Выбрать главу

Многое в этой последней сцене первой части трагедии — от сцены безумия Офелии в «Гамлете», от предсмертного томления Дездемоны в «Отелло». Но чем-то она их все же превосходит. Быть может, своей предельной, последней простотой, суровой обыденностью изображенного ужаса. Но прежде всего тем, что здесь впервые в западноевропейской литературе! — поставлены друг перед другом эта полная беззащитность девушки из народа и это беспощадное полновластье карающего ее феодального государства.

Для Фауста предсмертная агония Маргариты имеет очистительное значение. Слышать безумный, страдальческий бред любимой женщины и не иметь силы помочь ей — этот ужас каленым железом выжег все, что было в чувстве Фауста низкого, недостойного. Теперь он любит Гретхен чистой, сострадательной любовью. Но — слишком поздно: она остается глуха к его мольбам покинуть темницу. Безумными устами она торопит его спасти их бедное дитя:

Скорей! Скорей! Спаси свою бедную дочь! Прочь, Вдоль по обочине рощ, Через ручей, и оттуда, Влево с гнилого мостка, К месту, где из пруда Высунулась доска. Дрожащего ребенка Когда всплывет голова, Хватай скорей за ручонку, Она жива, жива!

Теперь Фауст сознает всю безмерность своей вины перед Гретхен, равновеликой вековой вине феодального общества перед женщиной, перед человеком. Его грудь стесняется «скорбью мира». Невозможность спасти Маргариту и этим хотя бы отчасти загладить содеянное — для Фауста тягчайшая кара:

Зачем я дожил до такой печали!

Одно бесспорно: сделать из Фауста беззаботного «ценителя красоток» и тем отвлечь его от поисков высоких идеалов Мефистофелю не удалось. Это средство отвлечь Фауста от его великих исканий оказалось несостоятельным. Мефистофель должен взяться за новые козни. Голос свыше: «Спасена!» — не только нравственное оправдание Маргариты, но и предвестник оптимистического разрешения трагедии.

4

Вторая часть «Фауста». Пять больших актов, связанных между собой не столько внешним, сюжетным единством, сколько внутренним единством драматической идеи и волевого устремления героя. Нигде в мировой литературе не сыщется другого произведения, равного ему по богатству и разнообразию художественных средств. В соответствии с частыми переменами исторических декораций здесь то и дело меняется и стихотворный язык. Немецкий «ломаный стих», основной размер трагедии, чередуется то с белым пятистопным ямбом, то с античными триметрами, то с суровыми терцинами в стиле Данте или даже с чопорным александрийским стихом, которым Гете не писал с тех пор, как студентом оставил Лейпциг, и над всем этим «серебряная латынь» средневековья, latinitas argentata. Вся мировая история, вся история научной, философской и поэтической мысли — Троя и Миссолунги, Еврипид и Байрон, Фалес и Александр Гумбольдт — здесь вихрем проносятся по высоко взметнувшейся спирали фаустовского пути (он же, по мысли Гете, путь человечества).

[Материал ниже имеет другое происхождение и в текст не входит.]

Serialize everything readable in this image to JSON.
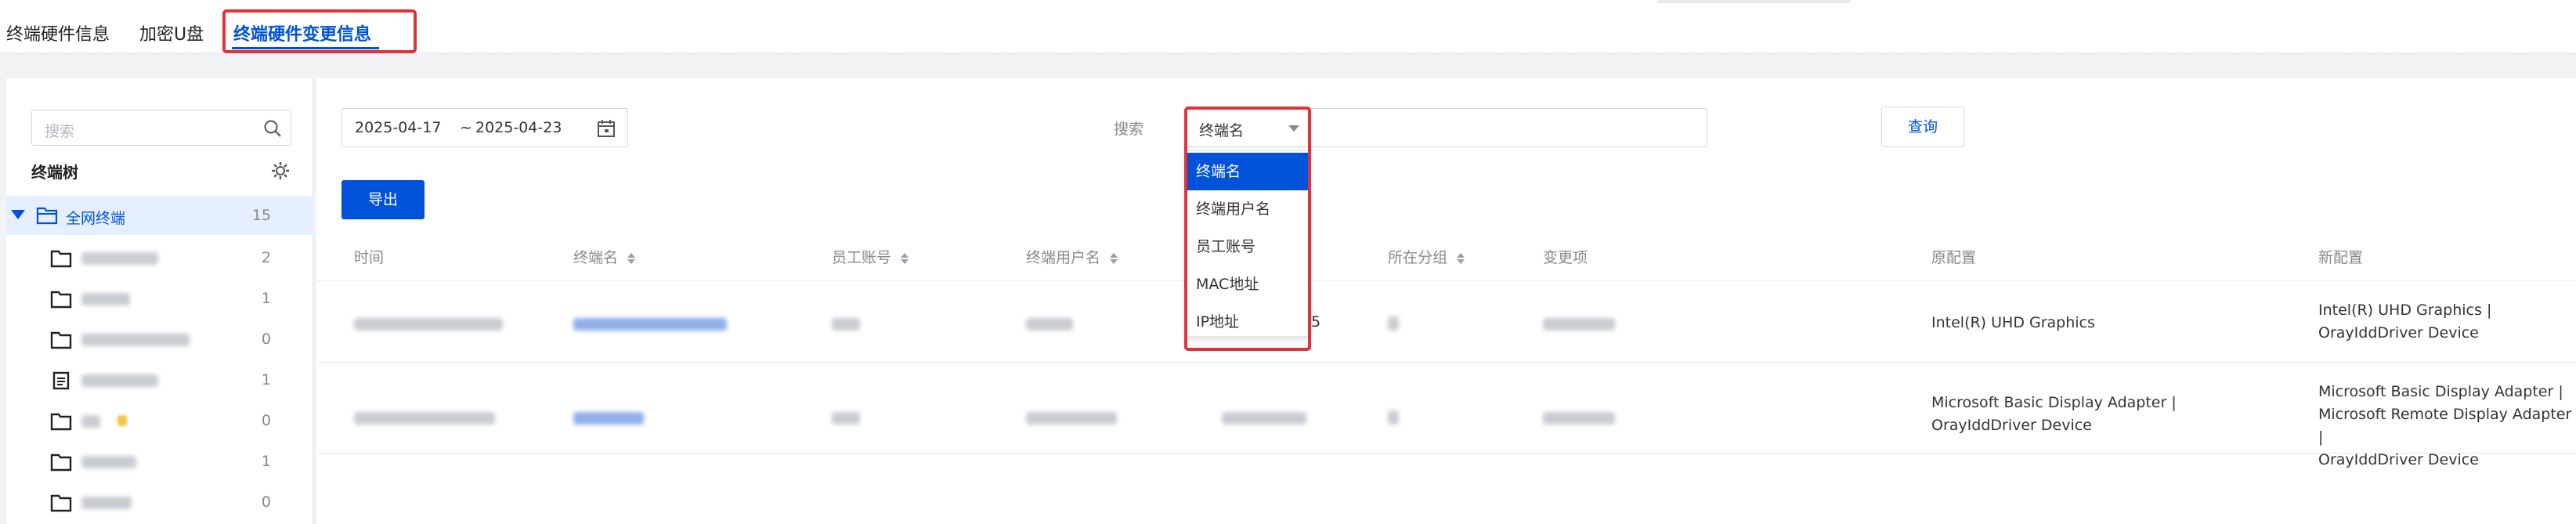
{
  "top_tabs": [
    {
      "label": "终端硬件信息"
    },
    {
      "label": "加密U盘"
    },
    {
      "label": "终端硬件变更信息",
      "active": true
    }
  ],
  "sidebar": {
    "search_placeholder": "搜索",
    "tree_title": "终端树",
    "root": {
      "label": "全网终端",
      "count": "15"
    },
    "items": [
      {
        "icon": "folder-icon",
        "count": "2"
      },
      {
        "icon": "folder-icon",
        "count": "1"
      },
      {
        "icon": "folder-icon",
        "count": "0"
      },
      {
        "icon": "document-icon",
        "count": "1"
      },
      {
        "icon": "folder-icon",
        "count": "0"
      },
      {
        "icon": "folder-icon",
        "count": "1"
      },
      {
        "icon": "folder-icon",
        "count": "0"
      }
    ]
  },
  "filters": {
    "date_start": "2025-04-17",
    "date_sep": "~",
    "date_end": "2025-04-23",
    "search_label": "搜索",
    "search_field": "终端名",
    "search_options": [
      "终端名",
      "终端用户名",
      "员工账号",
      "MAC地址",
      "IP地址"
    ],
    "selected_option_index": 0,
    "query_label": "查询",
    "export_label": "导出"
  },
  "table": {
    "columns": [
      "时间",
      "终端名",
      "员工账号",
      "终端用户名",
      "所在分组",
      "变更项",
      "原配置",
      "新配置"
    ],
    "rows": [
      {
        "partial_ip_suffix": "5",
        "old_config": [
          "Intel(R) UHD Graphics"
        ],
        "new_config": [
          "Intel(R) UHD Graphics |",
          "OrayIddDriver Device"
        ]
      },
      {
        "old_config": [
          "Microsoft Basic Display Adapter |",
          "OrayIddDriver Device"
        ],
        "new_config": [
          "Microsoft Basic Display Adapter |",
          "Microsoft Remote Display Adapter |",
          "OrayIddDriver Device"
        ]
      }
    ]
  },
  "colors": {
    "accent": "#0052d9",
    "highlight_box": "#e0323c"
  }
}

Трудно понять эстетическую невосприимчивость читающей Европы XIX и XX веков ко «второму Фаусту». Можно ли проще, поэтичнее и (решаемся и на это слово) грациознее говорить о столь сложных и важных вещах — об истоках и целях культуры и исторического бытия человечества, личности? Это было и осталось новаторством, к которому еще не привыкли за сто с лишним лет, но должны же привыкнуть!

А какая прелесть песнь Линкея, этот лучший образец старческой лирики Гете!

Все видеть рожденный, Я зорко, в упор Смотрю с бастиона На вольный простор. И вижу без края Созвездий красу, И лес различаю, И ланей в лесу.

Когда доходишь до этого места, не знаем, как другим, а пишущему эти строки каждый раз вспоминается «Степь» Чехова. Помните там чудачка Васю с мутными на вид, но сверхобычно зоркими глазами? «Не мудрено увидеть убегающего зайца или летящую дрохву… А Вася видел играющих лисиц, зайцев, умывающихся лапками, дрохв, расправляющих крылья, стрепетов, выбивающих свои «точки». Благодаря такой остроте зрения, кроме мира, который видели все, у Васи был еще другой мир, свой собственный, никому не доступный и, вероятно, очень хороший, потому что, когда он глядел и восхищался, трудно было не завидовать ему». Помнил ли Чехов, когда он писал своего Васю, о гетевском Линкее? На этот вопрос уже никто не ответит. Достоверно одно, что Чехов любил трагедию великого поэта и даже мечтал о точнейшем прозаическом переводе «Фауста», чтобы, не зная немецкого языка, проникнуть во все детали поэтической мысли Гете.